Why does CODIL differ from other computer languages

This query came up on a FutureLearn Course which read "Christopher, to be honest I don't think the world needs any more computer languages or most of the ones it already has for that matter"

The vast majority of computer languages, such as COBOL, Fortran, C, Java, etc. are designed to process information on a conventional stored program computer where the memory consists of numbered boxes which contain numbers . The numbers in the boxes may represent coded data (often several different formats), numeric addresses, or coded instructions. This approach was originally designed to handle a class of well-defined mathematical tasks which humans find difficult to do quickly and accuracy, so it is not surprising that modern computers are incomprehensible black boxes when viewed by the average human being. They were deliberately designed to do efficiently things which people are bad at doing.
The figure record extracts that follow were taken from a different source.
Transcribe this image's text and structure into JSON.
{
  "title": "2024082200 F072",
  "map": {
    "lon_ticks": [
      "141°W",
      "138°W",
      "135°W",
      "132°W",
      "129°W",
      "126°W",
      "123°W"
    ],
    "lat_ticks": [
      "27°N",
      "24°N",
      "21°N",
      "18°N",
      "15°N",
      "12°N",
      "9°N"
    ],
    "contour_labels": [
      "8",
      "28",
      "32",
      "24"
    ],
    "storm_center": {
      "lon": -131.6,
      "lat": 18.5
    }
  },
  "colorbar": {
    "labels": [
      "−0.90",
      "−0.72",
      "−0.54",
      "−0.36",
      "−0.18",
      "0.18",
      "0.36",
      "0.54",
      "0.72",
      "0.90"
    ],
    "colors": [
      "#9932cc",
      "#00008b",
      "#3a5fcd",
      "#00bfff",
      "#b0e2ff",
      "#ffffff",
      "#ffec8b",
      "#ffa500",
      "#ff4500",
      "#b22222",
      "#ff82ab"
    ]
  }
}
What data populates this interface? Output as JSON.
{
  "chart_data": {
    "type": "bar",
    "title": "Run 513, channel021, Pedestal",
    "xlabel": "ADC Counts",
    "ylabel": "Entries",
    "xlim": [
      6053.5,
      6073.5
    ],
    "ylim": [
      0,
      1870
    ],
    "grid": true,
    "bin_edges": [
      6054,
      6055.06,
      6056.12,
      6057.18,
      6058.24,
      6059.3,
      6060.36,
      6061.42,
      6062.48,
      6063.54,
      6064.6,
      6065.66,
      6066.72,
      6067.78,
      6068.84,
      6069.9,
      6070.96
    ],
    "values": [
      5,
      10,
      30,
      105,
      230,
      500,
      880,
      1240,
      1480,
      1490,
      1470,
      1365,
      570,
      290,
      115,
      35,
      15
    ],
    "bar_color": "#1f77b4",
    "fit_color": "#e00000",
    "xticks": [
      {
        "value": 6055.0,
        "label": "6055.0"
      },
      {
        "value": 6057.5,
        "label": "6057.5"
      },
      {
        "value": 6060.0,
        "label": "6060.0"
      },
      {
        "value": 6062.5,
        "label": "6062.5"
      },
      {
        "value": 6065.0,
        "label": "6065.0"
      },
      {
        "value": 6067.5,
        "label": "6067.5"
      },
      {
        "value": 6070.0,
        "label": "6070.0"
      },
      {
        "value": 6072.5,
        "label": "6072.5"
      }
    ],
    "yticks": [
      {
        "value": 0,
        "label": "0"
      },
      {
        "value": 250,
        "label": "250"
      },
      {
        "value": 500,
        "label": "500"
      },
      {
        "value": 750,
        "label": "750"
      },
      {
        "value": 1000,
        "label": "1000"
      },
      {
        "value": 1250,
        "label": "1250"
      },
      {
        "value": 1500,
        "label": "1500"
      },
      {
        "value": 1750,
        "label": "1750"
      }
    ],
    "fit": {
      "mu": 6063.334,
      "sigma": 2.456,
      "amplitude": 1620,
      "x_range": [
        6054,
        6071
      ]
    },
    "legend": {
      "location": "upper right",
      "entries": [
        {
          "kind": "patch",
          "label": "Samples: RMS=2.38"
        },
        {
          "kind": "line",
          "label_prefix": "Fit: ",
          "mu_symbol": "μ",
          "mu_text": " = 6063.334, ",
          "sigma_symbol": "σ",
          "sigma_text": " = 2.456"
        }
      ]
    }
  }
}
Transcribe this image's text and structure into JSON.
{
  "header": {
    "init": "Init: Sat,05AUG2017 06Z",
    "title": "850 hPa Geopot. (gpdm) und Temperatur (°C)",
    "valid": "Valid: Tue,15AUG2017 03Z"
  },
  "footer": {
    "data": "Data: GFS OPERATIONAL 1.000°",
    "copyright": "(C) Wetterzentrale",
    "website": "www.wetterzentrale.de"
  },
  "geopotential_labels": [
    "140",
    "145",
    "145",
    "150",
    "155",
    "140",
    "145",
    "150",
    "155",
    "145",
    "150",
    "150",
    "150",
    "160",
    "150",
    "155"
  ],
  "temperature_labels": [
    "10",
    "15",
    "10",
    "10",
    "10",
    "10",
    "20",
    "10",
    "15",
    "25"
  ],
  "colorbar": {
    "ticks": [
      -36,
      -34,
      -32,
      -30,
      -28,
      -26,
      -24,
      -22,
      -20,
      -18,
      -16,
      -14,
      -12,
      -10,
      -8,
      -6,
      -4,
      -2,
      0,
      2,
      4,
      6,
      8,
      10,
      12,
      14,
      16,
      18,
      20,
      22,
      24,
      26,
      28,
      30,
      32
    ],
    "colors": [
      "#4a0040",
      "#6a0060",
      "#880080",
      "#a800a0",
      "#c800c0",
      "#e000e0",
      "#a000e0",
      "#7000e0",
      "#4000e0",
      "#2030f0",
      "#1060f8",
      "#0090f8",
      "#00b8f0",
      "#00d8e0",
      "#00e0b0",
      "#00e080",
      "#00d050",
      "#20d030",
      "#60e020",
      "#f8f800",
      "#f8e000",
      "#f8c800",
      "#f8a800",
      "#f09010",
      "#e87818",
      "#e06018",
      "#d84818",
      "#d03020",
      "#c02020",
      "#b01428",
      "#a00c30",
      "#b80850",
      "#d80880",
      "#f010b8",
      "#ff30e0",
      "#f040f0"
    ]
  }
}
CODIL uses a completely different memory structure which is based on a dynamic network which attempts to mimic the working of the brain's neural network. The aim is to produce a transparent information processor (rather than a black box) which is easy for the average human to understand and use for a range of potentially complex information processing tasks. It is particularly aimed at complex tasks where a dynamically flexible human interface is advantageous - and so fills the area where conventional computers are weakest.

In CODIL the array of numbered boxes which make up a conventional computer memory is replaced by a large number of nodes, where each node consists of an on/off switch and a label (which is for the benefit of the human user). The human user defines the names of the nodes and the wires linking the nodes.